Upstream query ratio is the flip side of cache hits. If your resolver sends too many queries upstream, it’s either undersized (cache too small) or receiving too many unique queries. Healthy resolvers should forward less than 30% of incoming queries to upstream servers.
Practical Alerting Thresholds
These thresholds work as starting points. Tune them based on your environment after collecting a week of baseline data:
- Cache hit ratio below 60% for 5 minutes: warning
- Cache hit ratio below 40% for 5 minutes: critical
- SERVFAIL rate above 1% of total queries for 5 minutes: warning
- SERVFAIL rate above 5% for 2 minutes: critical (something is very wrong upstream)
- Average query latency above 100ms for 10 minutes: warning
- Query rate 3x above the hourly average: warning (possible attack or misconfigured client)
- Exporter down (
bind_up == 0,unbound_up == 0, or scrape failure): critical
Complete Prometheus Configuration
For reference, here’s the full prometheus.yml with all three DNS servers configured:
sudo vi /etc/prometheus/prometheus.yml
The complete configuration with all scrape targets:
global:
scrape_interval: 15s
evaluation_interval: 15s
scrape_configs:
- job_name: 'prometheus'
static_configs:
- targets: ['localhost:9090']
- job_name: 'bind'
static_configs:
- targets: ['localhost:9119']
labels:
instance: 'bind-server-01'
- job_name: 'unbound'
static_configs:
- targets: ['localhost:9167']
labels:
instance: 'unbound-server-01'
- job_name: 'powerdns-recursor'
static_configs:
- targets: ['localhost:8082']
labels:
instance: 'pdns-recursor-01'
Replace localhost with the actual IP addresses if your DNS servers run on separate hosts. After any changes, reload Prometheus with sudo systemctl reload prometheus and check the targets page to confirm all endpoints are UP.
Troubleshooting
A few issues came up during testing that are worth documenting.

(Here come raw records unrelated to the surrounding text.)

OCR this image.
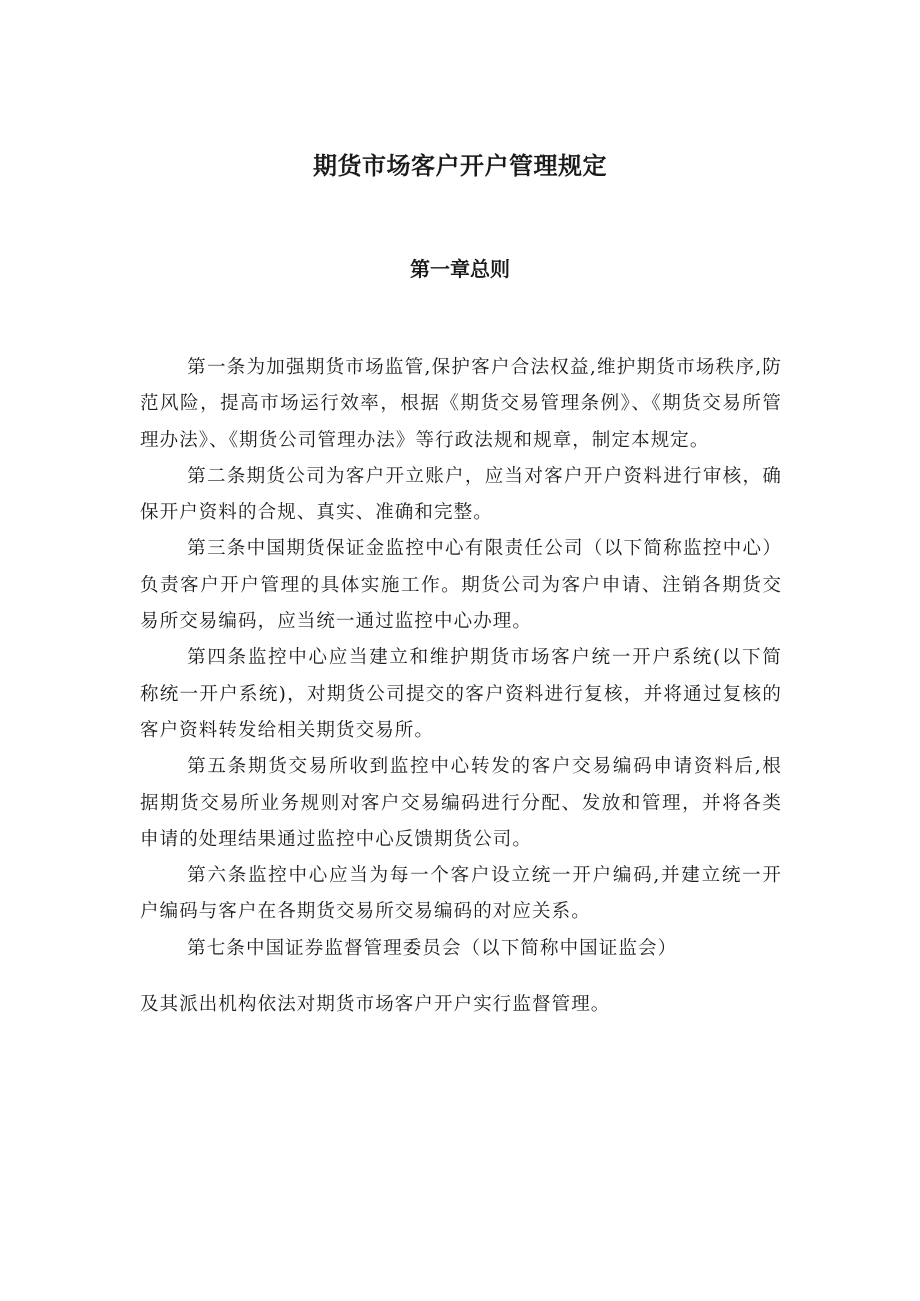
期货市场客户开户管理规定
第一章总则

第一条为加强期货市场监管,保护客户合法权益,维护期货市场秩序,防范风险，提高市场运行效率，根据《期货交易管理条例》、《期货交易所管理办法》、《期货公司管理办法》等行政法规和规章，制定本规定。

第二条期货公司为客户开立账户，应当对客户开户资料进行审核，确保开户资料的合规、真实、准确和完整。

第三条中国期货保证金监控中心有限责任公司（以下简称监控中心）负责客户开户管理的具体实施工作。期货公司为客户申请、注销各期货交易所交易编码，应当统一通过监控中心办理。

第四条监控中心应当建立和维护期货市场客户统一开户系统(以下简称统一开户系统)，对期货公司提交的客户资料进行复核，并将通过复核的客户资料转发给相关期货交易所。

第五条期货交易所收到监控中心转发的客户交易编码申请资料后,根据期货交易所业务规则对客户交易编码进行分配、发放和管理，并将各类申请的处理结果通过监控中心反馈期货公司。

第六条监控中心应当为每一个客户设立统一开户编码,并建立统一开户编码与客户在各期货交易所交易编码的对应关系。

第七条中国证券监督管理委员会（以下简称中国证监会）

及其派出机构依法对期货市场客户开户实行监督管理。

Error: “bind_up 0” in bind_exporter metrics
This means the exporter can’t reach the BIND statistics channel. Check that statistics-channels is configured in named.conf.options and that BIND was restarted after the change. Verify with curl http://127.0.0.1:8053/ directly. If you get a connection refused, BIND isn’t listening on port 8053.

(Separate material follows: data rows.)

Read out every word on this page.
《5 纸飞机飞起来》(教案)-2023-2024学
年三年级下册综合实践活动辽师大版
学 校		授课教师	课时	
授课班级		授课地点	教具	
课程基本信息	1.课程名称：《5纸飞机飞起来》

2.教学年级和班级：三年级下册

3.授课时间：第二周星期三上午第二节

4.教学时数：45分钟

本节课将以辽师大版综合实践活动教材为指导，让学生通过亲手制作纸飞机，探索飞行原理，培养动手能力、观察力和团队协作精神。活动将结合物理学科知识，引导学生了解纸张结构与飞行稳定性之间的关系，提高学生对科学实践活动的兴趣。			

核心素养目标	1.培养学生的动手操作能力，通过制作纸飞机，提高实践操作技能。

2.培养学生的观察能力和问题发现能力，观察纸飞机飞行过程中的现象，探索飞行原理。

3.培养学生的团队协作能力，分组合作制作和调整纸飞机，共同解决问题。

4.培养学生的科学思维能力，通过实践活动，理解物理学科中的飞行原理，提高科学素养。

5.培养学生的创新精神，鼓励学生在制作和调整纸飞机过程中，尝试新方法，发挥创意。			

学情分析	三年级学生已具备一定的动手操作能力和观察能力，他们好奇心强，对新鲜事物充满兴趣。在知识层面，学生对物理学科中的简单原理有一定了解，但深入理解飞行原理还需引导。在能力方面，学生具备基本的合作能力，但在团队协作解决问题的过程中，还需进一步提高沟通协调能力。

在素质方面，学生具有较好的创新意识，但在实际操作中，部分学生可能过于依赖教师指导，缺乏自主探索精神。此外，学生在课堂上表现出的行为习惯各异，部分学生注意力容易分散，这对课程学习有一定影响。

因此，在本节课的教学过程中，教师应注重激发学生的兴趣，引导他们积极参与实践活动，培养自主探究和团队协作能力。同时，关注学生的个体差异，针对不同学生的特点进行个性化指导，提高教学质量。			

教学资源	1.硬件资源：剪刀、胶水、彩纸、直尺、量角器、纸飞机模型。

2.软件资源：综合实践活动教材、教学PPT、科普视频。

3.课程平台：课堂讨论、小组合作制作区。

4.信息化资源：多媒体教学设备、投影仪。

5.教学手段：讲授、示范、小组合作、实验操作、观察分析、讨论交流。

Error: “dial tcp 127.0.0.1:8953: connection refused” from unbound_exporter
The Unbound remote-control interface isn’t enabled or isn’t listening on TCP. Check /etc/unbound/unbound.conf and confirm control-enable: yes and control-interface: 127.0.0.1 are set. Restart Unbound and test with unbound-control stats_noreset before starting the exporter.

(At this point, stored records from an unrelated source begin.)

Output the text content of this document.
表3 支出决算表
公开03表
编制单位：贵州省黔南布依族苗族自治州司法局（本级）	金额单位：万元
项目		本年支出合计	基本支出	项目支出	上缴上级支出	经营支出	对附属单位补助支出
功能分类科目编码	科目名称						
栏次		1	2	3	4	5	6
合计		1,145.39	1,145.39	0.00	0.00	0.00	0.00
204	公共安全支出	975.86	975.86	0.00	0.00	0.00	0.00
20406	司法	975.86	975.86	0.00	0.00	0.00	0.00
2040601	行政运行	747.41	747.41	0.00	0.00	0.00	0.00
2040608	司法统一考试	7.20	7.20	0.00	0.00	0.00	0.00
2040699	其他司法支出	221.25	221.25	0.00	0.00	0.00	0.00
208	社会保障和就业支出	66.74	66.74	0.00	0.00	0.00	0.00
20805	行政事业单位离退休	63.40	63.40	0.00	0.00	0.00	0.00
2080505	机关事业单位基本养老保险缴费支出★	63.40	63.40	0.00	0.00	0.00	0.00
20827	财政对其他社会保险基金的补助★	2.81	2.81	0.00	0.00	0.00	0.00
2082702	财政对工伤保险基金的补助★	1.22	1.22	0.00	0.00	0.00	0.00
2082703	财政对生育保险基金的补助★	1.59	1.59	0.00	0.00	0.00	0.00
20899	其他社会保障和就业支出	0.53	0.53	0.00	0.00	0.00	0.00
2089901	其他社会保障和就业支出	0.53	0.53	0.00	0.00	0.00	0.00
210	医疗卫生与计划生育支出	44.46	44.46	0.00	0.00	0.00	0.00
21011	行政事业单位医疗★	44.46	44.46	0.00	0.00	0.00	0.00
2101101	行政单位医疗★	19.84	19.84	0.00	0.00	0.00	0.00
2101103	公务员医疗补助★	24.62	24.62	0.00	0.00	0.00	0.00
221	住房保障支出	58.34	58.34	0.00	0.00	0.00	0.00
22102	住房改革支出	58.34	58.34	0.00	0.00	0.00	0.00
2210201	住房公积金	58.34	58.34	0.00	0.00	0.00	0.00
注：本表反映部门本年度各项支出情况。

PowerDNS /metrics returns 401 Unauthorized
The API key is required for the metrics endpoint on some PowerDNS versions. If Prometheus gets 401 errors, add the API key as a header in the scrape config:
- job_name: 'powerdns-recursor'
authorization:
credentials: your-secret-api-key-here
static_configs:
- targets: ['localhost:8082']
Grafana dashboard panels show “No data”
First, check the Prometheus targets page to confirm the exporter is UP. Then run a test query in Prometheus (e.g., bind_up or unbound_up). If the metric exists in Prometheus but doesn’t show in Grafana, the dashboard is using a different metric name than what the exporter provides. This is exactly what happened with the PowerDNS community dashboards, which is why we built a custom one. Check the metric names in Prometheus and update the Grafana panel queries to match.